I can merge any two elements using the following:
merge(mylist[[1]], mylist[[2]], by = someColumn).
However, how do I merge all of them together at once while preserving the names and not causing warnings.
Thanks!
Edit
Upon further inspection, here's a few more details to help clarify my question:
> mylist
$Alpha
id count
1 ABC 5
2 DEF 10
3 GHI 15
$Beta
id count
1 DEF 10
2 ABC 12
3 GHI 14
$Gamma
id count
1 ABC 13
2 GHI 15
3 DEF 17
$Kappa
id count
1 GHI 20
2 DEF 21
3 ABC 25
> Reduce(function(x,y){merge(x,y,by="id")}, mylist)
id count.x count.y count.x count.y
1 ABC 5 12 13 25
2 DEF 10 10 17 21
3 GHI 15 14 15 20
Warning message:
In merge.data.frame(x, y, by = "id") :
column names ‘count.x’, ‘count.y’ are duplicated in the result
As you can see, things are repeated at the top of the result and R throws a warning.
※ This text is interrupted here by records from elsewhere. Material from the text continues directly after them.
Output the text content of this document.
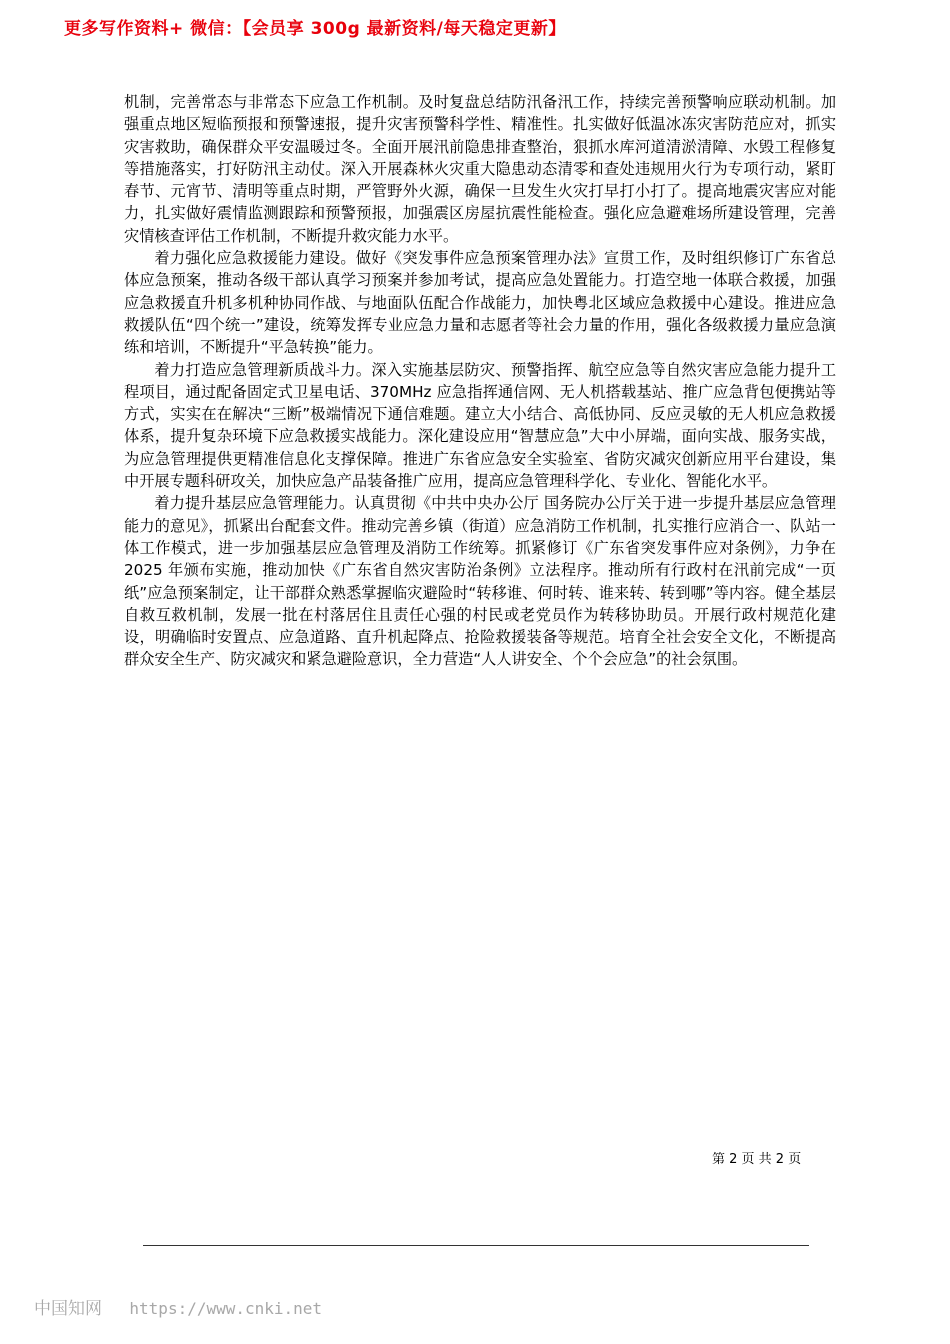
更多写作资料+ 微信：【会员享 300g 最新资料/每天稳定更新】

机制，完善常态与非常态下应急工作机制。及时复盘总结防汛备汛工作，持续完善预警响应联动机制。加强重点地区短临预报和预警速报，提升灾害预警科学性、精准性。扎实做好低温冰冻灾害防范应对，抓实灾害救助，确保群众平安温暖过冬。全面开展汛前隐患排查整治，狠抓水库河道清淤清障、水毁工程修复等措施落实，打好防汛主动仗。深入开展森林火灾重大隐患动态清零和查处违规用火行为专项行动，紧盯春节、元宵节、清明等重点时期，严管野外火源，确保一旦发生火灾打早打小打了。提高地震灾害应对能力，扎实做好震情监测跟踪和预警预报，加强震区房屋抗震性能检查。强化应急避难场所建设管理，完善灾情核查评估工作机制，不断提升救灾能力水平。

着力强化应急救援能力建设。做好《突发事件应急预案管理办法》宣贯工作，及时组织修订广东省总体应急预案，推动各级干部认真学习预案并参加考试，提高应急处置能力。打造空地一体联合救援，加强应急救援直升机多机种协同作战、与地面队伍配合作战能力，加快粤北区域应急救援中心建设。推进应急救援队伍“四个统一”建设，统筹发挥专业应急力量和志愿者等社会力量的作用，强化各级救援力量应急演练和培训，不断提升“平急转换”能力。

着力打造应急管理新质战斗力。深入实施基层防灾、预警指挥、航空应急等自然灾害应急能力提升工程项目，通过配备固定式卫星电话、370MHz 应急指挥通信网、无人机搭载基站、推广应急背包便携站等方式，实实在在解决“三断”极端情况下通信难题。建立大小结合、高低协同、反应灵敏的无人机应急救援体系，提升复杂环境下应急救援实战能力。深化建设应用“智慧应急”大中小屏端，面向实战、服务实战，为应急管理提供更精准信息化支撑保障。推进广东省应急安全实验室、省防灾减灾创新应用平台建设，集中开展专题科研攻关，加快应急产品装备推广应用，提高应急管理科学化、专业化、智能化水平。

着力提升基层应急管理能力。认真贯彻《中共中央办公厅 国务院办公厅关于进一步提升基层应急管理能力的意见》，抓紧出台配套文件。推动完善乡镇（街道）应急消防工作机制，扎实推行应消合一、队站一体工作模式，进一步加强基层应急管理及消防工作统筹。抓紧修订《广东省突发事件应对条例》，力争在 2025 年颁布实施，推动加快《广东省自然灾害防治条例》立法程序。推动所有行政村在汛前完成“一页纸”应急预案制定，让干部群众熟悉掌握临灾避险时“转移谁、何时转、谁来转、转到哪”等内容。健全基层自救互救机制，发展一批在村落居住且责任心强的村民或老党员作为转移协助员。开展行政村规范化建设，明确临时安置点、应急道路、直升机起降点、抢险救援装备等规范。培育全社会安全文化，不断提高群众安全生产、防灾减灾和紧急避险意识，全力营造“人人讲安全、个个会应急”的社会氛围。

第 2 页 共 2 页
中国知网 https://www.cnki.net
How can I get it to avoid that (preferably calling the column names by the same as the list names -- so the first count.x would be count.Alpha).
Here's a copy of mylist in dput form in case anyone wants it:
structure(list(Alpha = structure(list(id = structure(1:3, .Label = c("ABC",
"DEF", "GHI"), class = "factor"), count = c(5, 10, 15)), .Names = c("id",
"count"), row.names = c(NA, -3L), class = "data.frame"), Beta = structure(list(
id = structure(c(2L, 1L, 3L), .Label = c("ABC", "DEF", "GHI"
), class = "factor"), count = c(10, 12, 14)), .Names = c("id",
"count"), row.names = c(NA, -3L), class = "data.frame"), Gamma = structure(list(
id = structure(c(1L, 3L, 2L), .Label = c("ABC", "DEF", "GHI"
), class = "factor"), count = c(13, 15, 17)), .Names = c("id",
"count"), class = "data.frame", row.names = c(NA, -3L)), Kappa = structure(list(
id = c("GHI", "DEF", "ABC"), count = c(20, 21, 25)), .Names = c("id",
"count"), row.names = c(NA, -3L), class = "data.frame")), .Names = c("Alpha",
"Beta", "Gamma", "Kappa"))
You can just run a quick Map to rename the "count" column. For example
Reduce(merge, Map(function(n,x) {names(x)[2]<-n; x}, names(mylist), mylist))
this returns
id Alpha Beta Gamma Kappa
1 ABC 5 12 13 25
2 DEF 10 10 17 21
3 GHI 15 14 15 20
Another way using match.call():
Reduce(merge, lapply(mylist, function(x) {
names(x)[2] <- paste(names(x)[2], names(mylist)[match.call()[[2]][[3]]],sep=".")
x}))
# id count.Alpha count.Beta count.Gamma count.Kappa
#1 ABC 5 12 13 25
#2 DEF 10 10 17 21
#3 GHI 15 14 15 20